Вот теперь все. И никаких ладиславов, черт побери! Затем подумав, бросила в косметичку два кольца и брошь.
С Ладиславом Катя познакомилась, будучи на третьем курсе. Он занимался на специальном отделении для иностранцев, совершенствующих свой русский язык.
Она всегда была немного шалавая, взбалмошная, жадная до всяческих удовольствий и развлечений, и поклонников у нее хватало. Языки ей давались легко, цвет корочек диплома ее не волновал, поэтому в зачетке встречались и тройки, тем более что все, относящееся к собственно теоретической лингвистике, все эти сравнительные анализы и грамматические изыскания ее напрягали.
Ладислав сразу же привлек ее внимание: элегантный и, в отличие от большинства знакомых студентов, склонных к амикошонству, хорошо воспитанный, он довольно бегло говорил по-русски, делая уморительные ошибки, особенно в ударениях.

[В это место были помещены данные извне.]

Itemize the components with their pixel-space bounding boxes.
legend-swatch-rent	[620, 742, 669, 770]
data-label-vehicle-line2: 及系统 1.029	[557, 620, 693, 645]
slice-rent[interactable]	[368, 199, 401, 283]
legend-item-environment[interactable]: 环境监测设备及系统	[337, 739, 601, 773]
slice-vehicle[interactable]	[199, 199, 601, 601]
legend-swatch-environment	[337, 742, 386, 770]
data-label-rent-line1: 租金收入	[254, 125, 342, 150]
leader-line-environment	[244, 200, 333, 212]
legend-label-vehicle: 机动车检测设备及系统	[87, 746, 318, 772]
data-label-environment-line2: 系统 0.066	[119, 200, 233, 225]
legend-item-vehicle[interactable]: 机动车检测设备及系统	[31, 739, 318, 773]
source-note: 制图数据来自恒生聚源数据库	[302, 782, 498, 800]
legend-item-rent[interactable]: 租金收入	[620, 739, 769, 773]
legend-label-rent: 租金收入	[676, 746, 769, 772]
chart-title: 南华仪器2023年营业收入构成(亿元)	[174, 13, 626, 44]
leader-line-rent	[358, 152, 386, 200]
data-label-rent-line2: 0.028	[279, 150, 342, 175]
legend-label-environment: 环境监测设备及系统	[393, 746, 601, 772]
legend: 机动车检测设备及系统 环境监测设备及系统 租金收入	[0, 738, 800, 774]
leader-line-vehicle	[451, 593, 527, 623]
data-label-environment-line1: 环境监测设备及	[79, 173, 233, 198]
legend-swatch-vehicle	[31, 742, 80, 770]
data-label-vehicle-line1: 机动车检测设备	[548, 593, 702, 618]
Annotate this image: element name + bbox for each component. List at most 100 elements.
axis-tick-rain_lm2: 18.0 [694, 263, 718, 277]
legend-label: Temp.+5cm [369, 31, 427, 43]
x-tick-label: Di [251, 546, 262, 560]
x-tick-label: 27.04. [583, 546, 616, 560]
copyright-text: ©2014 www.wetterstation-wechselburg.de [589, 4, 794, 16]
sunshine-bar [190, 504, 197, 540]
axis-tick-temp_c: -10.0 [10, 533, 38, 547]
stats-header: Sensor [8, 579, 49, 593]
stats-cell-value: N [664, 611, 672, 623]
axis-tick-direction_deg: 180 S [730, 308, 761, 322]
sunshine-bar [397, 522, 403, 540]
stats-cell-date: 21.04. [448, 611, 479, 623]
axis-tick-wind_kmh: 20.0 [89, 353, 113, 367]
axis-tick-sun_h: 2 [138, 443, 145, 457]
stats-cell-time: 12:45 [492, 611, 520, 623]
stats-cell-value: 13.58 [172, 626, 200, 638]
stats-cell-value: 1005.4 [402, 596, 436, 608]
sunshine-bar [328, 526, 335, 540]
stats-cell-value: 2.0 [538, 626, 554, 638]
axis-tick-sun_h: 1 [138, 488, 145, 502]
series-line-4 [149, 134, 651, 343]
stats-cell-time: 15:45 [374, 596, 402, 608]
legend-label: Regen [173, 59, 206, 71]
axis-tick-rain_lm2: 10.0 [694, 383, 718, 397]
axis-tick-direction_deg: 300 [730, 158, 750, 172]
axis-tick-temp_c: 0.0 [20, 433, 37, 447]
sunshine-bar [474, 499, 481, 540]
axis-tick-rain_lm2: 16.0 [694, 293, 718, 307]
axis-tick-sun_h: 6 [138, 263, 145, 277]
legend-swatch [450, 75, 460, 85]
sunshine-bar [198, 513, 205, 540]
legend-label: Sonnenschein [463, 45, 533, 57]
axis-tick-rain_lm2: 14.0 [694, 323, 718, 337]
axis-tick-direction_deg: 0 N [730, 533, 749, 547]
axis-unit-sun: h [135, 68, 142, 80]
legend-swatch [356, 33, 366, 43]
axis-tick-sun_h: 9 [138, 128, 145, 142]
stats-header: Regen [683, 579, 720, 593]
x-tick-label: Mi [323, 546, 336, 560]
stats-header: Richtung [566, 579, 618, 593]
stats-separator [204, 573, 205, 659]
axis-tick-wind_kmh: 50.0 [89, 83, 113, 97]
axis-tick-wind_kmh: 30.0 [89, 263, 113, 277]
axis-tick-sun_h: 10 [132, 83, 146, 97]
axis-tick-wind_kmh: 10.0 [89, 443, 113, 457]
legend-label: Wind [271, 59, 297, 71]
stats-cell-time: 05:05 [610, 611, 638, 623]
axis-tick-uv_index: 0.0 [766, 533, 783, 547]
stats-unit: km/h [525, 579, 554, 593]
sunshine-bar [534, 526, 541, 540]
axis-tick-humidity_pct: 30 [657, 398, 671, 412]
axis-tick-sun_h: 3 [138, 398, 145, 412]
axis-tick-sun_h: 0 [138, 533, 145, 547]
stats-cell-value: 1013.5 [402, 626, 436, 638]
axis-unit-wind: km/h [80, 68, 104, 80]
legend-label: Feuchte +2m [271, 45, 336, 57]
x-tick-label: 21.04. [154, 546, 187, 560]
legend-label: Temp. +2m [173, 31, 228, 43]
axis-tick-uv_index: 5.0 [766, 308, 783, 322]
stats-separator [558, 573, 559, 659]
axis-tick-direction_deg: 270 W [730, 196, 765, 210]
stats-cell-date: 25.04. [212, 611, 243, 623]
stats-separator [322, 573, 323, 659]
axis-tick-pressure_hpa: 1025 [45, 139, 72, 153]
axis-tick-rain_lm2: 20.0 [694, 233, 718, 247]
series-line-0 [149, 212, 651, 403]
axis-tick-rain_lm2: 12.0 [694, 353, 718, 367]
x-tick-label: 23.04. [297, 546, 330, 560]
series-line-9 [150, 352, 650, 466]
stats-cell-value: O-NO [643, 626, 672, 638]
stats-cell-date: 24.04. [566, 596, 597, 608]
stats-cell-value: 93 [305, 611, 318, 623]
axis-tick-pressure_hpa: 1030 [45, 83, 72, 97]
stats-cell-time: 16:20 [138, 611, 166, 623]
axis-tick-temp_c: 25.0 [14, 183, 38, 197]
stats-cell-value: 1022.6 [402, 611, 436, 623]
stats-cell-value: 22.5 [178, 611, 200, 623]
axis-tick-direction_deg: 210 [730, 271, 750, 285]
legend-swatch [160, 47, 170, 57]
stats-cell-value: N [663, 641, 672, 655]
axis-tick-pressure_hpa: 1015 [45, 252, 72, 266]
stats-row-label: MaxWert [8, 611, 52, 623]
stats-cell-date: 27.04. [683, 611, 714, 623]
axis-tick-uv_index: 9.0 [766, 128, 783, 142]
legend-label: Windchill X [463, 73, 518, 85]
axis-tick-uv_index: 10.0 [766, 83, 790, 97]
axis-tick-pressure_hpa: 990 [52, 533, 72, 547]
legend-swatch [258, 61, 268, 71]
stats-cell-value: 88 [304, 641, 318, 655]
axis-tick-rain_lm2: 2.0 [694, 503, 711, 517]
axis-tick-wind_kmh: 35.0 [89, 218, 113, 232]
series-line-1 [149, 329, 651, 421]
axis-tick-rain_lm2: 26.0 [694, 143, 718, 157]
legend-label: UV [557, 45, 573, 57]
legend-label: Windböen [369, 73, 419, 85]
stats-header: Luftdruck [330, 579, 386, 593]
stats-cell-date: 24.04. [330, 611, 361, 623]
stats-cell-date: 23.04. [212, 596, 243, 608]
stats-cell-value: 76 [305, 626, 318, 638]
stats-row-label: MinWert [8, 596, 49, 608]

На взгляд Кати, это только придавало прелести его речи. Особенно в молодом человеке из Праги ее привлекала и, что греха таить, удивляла, даже задевала его крайняя сдержанность, грубо говоря, то, что он не лапал и не норовил завалить в койку. Зато много рассказывал о культурной и интеллектуальной жизни Праги, о театрах, о своей фирме, ворвавшейся на рынок программного продукта, о планах на будущее.